Monday, Oct. 23, 1939
Recent Books
THE SILENT DUCHESS--Anne Green--Harper ($2.50). Unusually trustworthy times-&-manners fiction about France be fore the Revolution, by the sister of Julian Green. Miss Green's Duchess breaks silence in old age to describe her century with a fine grandmotherly wit, telling her tales about as well as they are told in the sources (Saint-Simon, Voltaire, et al).
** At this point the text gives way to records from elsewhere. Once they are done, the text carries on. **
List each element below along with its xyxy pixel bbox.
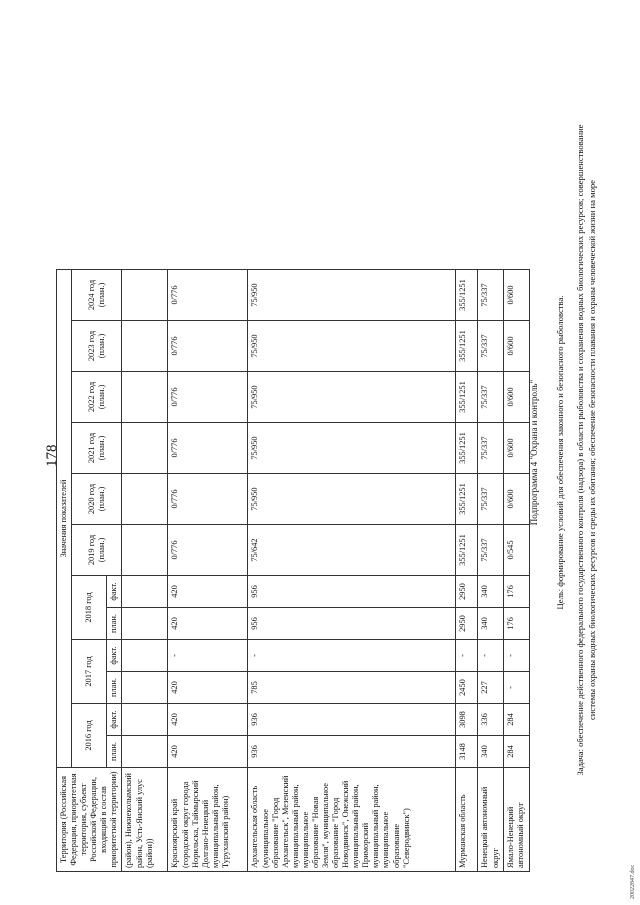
indicators-table [56,269,530,872]
value-cell: 75/950 [248,372,456,423]
value-cell [122,423,168,474]
value-cell: 0/776 [168,321,248,372]
year-2018-header: 2018 год [72,576,107,640]
value-cell: 420 [168,576,248,608]
table-row [168,270,248,872]
value-cell: 355/1251 [456,372,478,423]
territory-cell: Красноярский край (городской округ города Норильска, Таймырский Долгано-Ненецкий муниципальный район, Туруханский район) [168,768,248,872]
territory-cell: (район), Нижнеколымский район, Усть-Янский улус (район)) [122,768,168,872]
value-cell: 75/337 [478,474,503,525]
value-cell [122,608,168,640]
value-cell: 0/776 [168,474,248,525]
value-cell: 75/950 [248,321,456,372]
value-cell: 0/776 [168,525,248,576]
fact-2016-header: факт. [107,704,122,736]
year-2019-header: 2019 год (план.) [72,525,122,576]
value-cell: 75/950 [248,474,456,525]
value-cell: 75/337 [478,270,503,321]
table-body [122,270,529,872]
value-cell: 355/1251 [456,321,478,372]
territory-header: Территория (Российская Федерация, приоритетная территория, субъект Российской Федерации, входящий в состав приоритетной территории) [57,768,122,872]
value-cell: 0/776 [168,372,248,423]
value-cell [122,672,168,704]
value-cell: 355/1251 [456,474,478,525]
value-cell: 340 [478,576,503,608]
value-cell [122,321,168,372]
value-cell: 176 [503,608,529,640]
value-cell [122,704,168,736]
plan-2018-header: план. [107,608,122,640]
value-cell: 355/1251 [456,270,478,321]
value-cell: 75/950 [248,423,456,474]
value-cell: 75/642 [248,525,456,576]
value-cell: 284 [503,736,529,768]
year-2021-header: 2021 год (план.) [72,423,122,474]
page-number: 178 [44,444,60,467]
value-cell: 420 [168,608,248,640]
year-2024-header: 2024 год (план.) [72,270,122,321]
value-cell: - [478,640,503,672]
value-cell: 355/1251 [456,525,478,576]
value-cell [122,474,168,525]
document-id: 20022847.doc [630,864,636,899]
fact-2017-header: факт. [107,640,122,672]
value-cell: 336 [478,704,503,736]
value-cell: 420 [168,736,248,768]
value-cell: 0/545 [503,525,529,576]
year-2023-header: 2023 год (план.) [72,321,122,372]
value-cell: 3098 [456,704,478,736]
year-2017-header: 2017 год [72,640,107,704]
plan-2017-header: план. [107,672,122,704]
goal-text: Цель: формирование условий для обеспечения законного и безопасного рыболовства. [555,295,565,610]
subprogram-title: Подпрограмма 4 "Охрана и контроль" [529,379,539,526]
territory-cell: Ненецкий автономный округ [478,768,503,872]
value-cell: 75/337 [478,321,503,372]
task-text-line1: Задача: обеспечение действенного федерального государственного контроля (надзора) в области рыболовства и сохранения водных биологических ресурсов; совершенствование [575,124,585,776]
value-cell [122,640,168,672]
value-cell [122,736,168,768]
value-cell: 176 [503,576,529,608]
table-row [122,270,168,872]
value-cell: - [248,640,456,672]
value-cell: 75/337 [478,423,503,474]
value-cell: 0/600 [503,474,529,525]
value-cell: - [456,640,478,672]
value-cell: 956 [248,608,456,640]
task-text-line2: системы охраны водных биологических ресурсов и среды их обитания; обеспечение безопасности плавания и охраны человеческой жизни на море [587,180,597,720]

HUDSON REJOINS THE HERD--Claude Houghton--Macmillan ($2.50). Convalescent Stephen Hudson drearily, dreamily tries to figure out why Millionaire Otto Steele shot him on second meeting. The fretful reader is apt to regret that it wasn't a clean killing.
Non-Fiction
MAUD--Edited by Richard Lee Strouf--Macmillan ($3.50). The Journal of Maud Rittenhouse, beginning in 1881 when she was the smartest and (nearly) the prettiest girl in high school in Cairo, Ill. What Maud confided to her leather-bound journal during the next 14 years makes as fascinating reading as was ever found in an attic.
ONE PAIR OF HANDS--Monica Dickens--Harper ($2.50). An engaging great granddaughter of Charles Dickens reports breezily on her adventures as a cook (a job she took on for adventure's sake). Her cook's-eye conclusion:"A kick in the Pants for allemployers." Novelist Compton Mackenzie contributes an appreciative foreword.
THE HUNDREDTH YEAR--Philip Guedalla--Doubleday, Doran ($3). The fateful year of 1936 (hundredth since Victoria's accession), when Hitler militarized the Rhineland, Italy conquered Abyssinia, Franco started the Spanish Civil War, Roosevelt was reflected and Edward Windsor left the throne of England, presented in smooth, newsreel episodes by the smooth author of The Hundred Years (TIME, Feb. 15, 1937).